Liste meiner fünf kulinarischen Lieblingsfilme:
Einleitung: Warum kulinarische Filme?
Essen ist Leben, Nahrung für Körper und Seele, verbindet Menschen, transportiert Kultur, ist voller Symbolik, berührt die Sinne, ist Handwerk und Inszenierung. Vielleicht gefallen mir Filme zu diesem Thema deshalb so gut:
- Babettes Fest (Gabriel Axel, Dänemark 1987)
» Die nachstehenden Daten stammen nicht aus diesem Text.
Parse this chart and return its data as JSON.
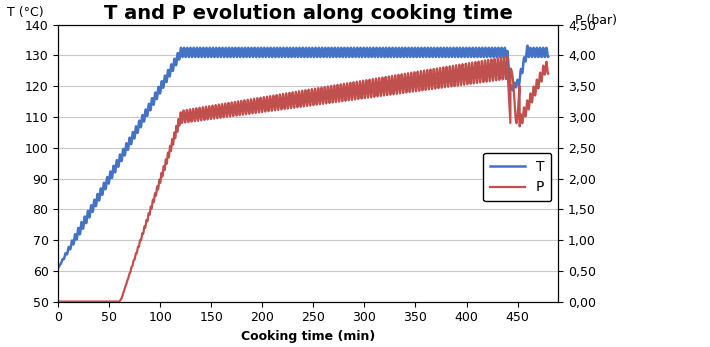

Eine asketisch-religiöse Dorfgemeinschaft vorwiegend älterer Menschen führt tagaus und tagein ein karges und sprödes Leben, in dem Sinnlichkeit der Sünde gleich kommt. Eines Tages taucht in dieser Gemeinschaft eine junge Französin auf, die als Haushälterin Aufnahme findet und einige Jahre unauffällig mit den Dorfbewohnern lebt. Irgendwann gewinnt sie in der Lotterie und beschließt mit dem Geld ein großes Fest auszurichten. Spezialitäten aus aller Welt werden eingekauft und den asketischen Dorfbewohnern wird angesichts der kulinarischen Köstlichkeiten Angst und Bange um ihr Seelenheil. Trotz der guten Vorsätze, das fulminante Festmahl der französischen Haushälterin nicht genießen zu wollen, sondern nur passiv zu erdulden, erblühen am Abend des Gelages bei allen rote Wangen, gelöste Heiterkeit, Gelächter und sinnliche Freude am ungebremsten Genuß. - Tampopo (Juzo Itami, Japan 1985)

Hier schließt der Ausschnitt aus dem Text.